L’aventure qu’il suivait en accompagnant Elie et Mel, c’était pas la sienne : s’il n’était pas tombé sur elles par hasard, il n’aurait rien eu à y faire de toute façon. Logan était bien reparti comme il était venu sans que ça choque quiconque, d’ailleurs plus personne ne parlait de lui !
Qu’est-ce qui le rendait indispensable, alors que les seules choses qu’ils avaient fait de notable, c’était de tuer Avok – et là, encore, c’était Elie qui avait fait le plus gros du boulot, en sauvant Ace et Mel en prime.

Ses questions ne trouvaient de réponse que lorsqu’il posait les yeux sur celle qui faisait battre son cœur. Il voulait plus que tout être avec elle, mais il ne pourrait pas en restant dans ce monde tandis qu’elle était dans l’autre. Elle lui manquerait tout comme il lui manquerait à elle, c’était sans doute ça qui différenciait Ace du cruciphobe : Elie et lui s’aimaient.
Il voulait l’aider à guérir, peu importe le prix, peu importe qu’il reste coincé dans ce monde tant que ça leur permettait d’être ensemble.

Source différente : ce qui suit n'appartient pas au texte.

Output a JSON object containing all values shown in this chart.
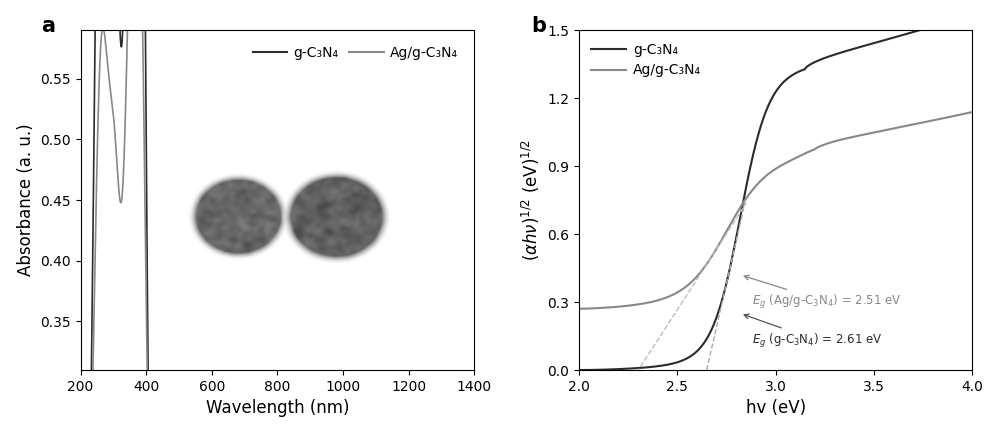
{
  "panel_a": {
    "title_label": "a",
    "xlabel": "Wavelength (nm)",
    "ylabel": "Absorbance (a. u.)",
    "xlim": [
      200,
      1400
    ],
    "xticks": [
      200,
      400,
      600,
      800,
      1000,
      1200,
      1400
    ],
    "legend_labels": [
      "g-C₃N₄",
      "Ag/g-C₃N₄"
    ],
    "color_dark": "#2b2b2b",
    "color_light": "#888888"
  },
  "panel_b": {
    "title_label": "b",
    "xlabel": "hv (eV)",
    "xlim": [
      2.0,
      4.0
    ],
    "ylim": [
      0.0,
      1.5
    ],
    "xticks": [
      2.0,
      2.5,
      3.0,
      3.5,
      4.0
    ],
    "yticks": [
      0.0,
      0.3,
      0.6,
      0.9,
      1.2,
      1.5
    ],
    "legend_labels": [
      "g-C₃N₄",
      "Ag/g-C₃N₄"
    ],
    "color_dark": "#2b2b2b",
    "color_light": "#888888",
    "Eg_dark": 2.61,
    "Eg_light": 2.51
  },
  "figure": {
    "bg_color": "#ffffff",
    "label_fontsize": 12,
    "tick_fontsize": 10,
    "legend_fontsize": 10
  }
}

Mais en récupérant son ombre, Elie serait à nouveau incapable de se matérialiser dans le monde réel… C’était un peu comme la perdre à moitié. Le pyromane eut un nouveau pincement au cœur en imaginant le jour où Jade serait totalement guérie. Il souhaitait ce jour autant qu’il le redoutait.
Pourtant, ce deuxième dilemme eut pour effet d’annihiler le précédent : si Elie n’ « existait » qu’à Dreamland, alors il n’y avait pas une minute à perdre.
- Bordel, c’que j’fous encore ici, moi !?

Décidé à refaire le grand saut, le pyromane s’allongea aux côtés d’Elie et ferma les yeux, tentant d’appliquer la méthode du marabout.
Il eut un peu de mal à comprendre le principe jusqu’au moment où il vit enfin le passage entre les deux mondes.

Alors qu’il s’apprêtait à traverser la faille, il crut entendre Melena l’appeler. Etait-ce dans le monde réel ? Dans le monde des rêves ?
- Mel ? trop tard. Il venait de franchir la frontière, se retrouvant dans la cuisine de la tour de la paresse, à l’endroit exact où la nécrophobe l’avait fauché.
La seule personne qui lui répondit ne fut pas celle escomptée :
- Non, moi c’est Feufolé. T’as déjà oublié ? Mince, vous êtes partis un sacré bout de temps ! J’ai même cru que vous ne reviendriez jamais, c’était triste. Tu m’aurais manqué, tu sais ? Enfin je suppose que moi je t’ai pas manqué…

Encore un peu distrait par l’appel de l’irlandaise, Ace se retourna vers la petite boule de feu violette et lui lança un sourire presque attendri.
- Si.. si, tu m’as manqué à moi aussi.
Feu’ en resta bouche bée : à événement exceptionnel, on répondait par un autre événement exceptionnel.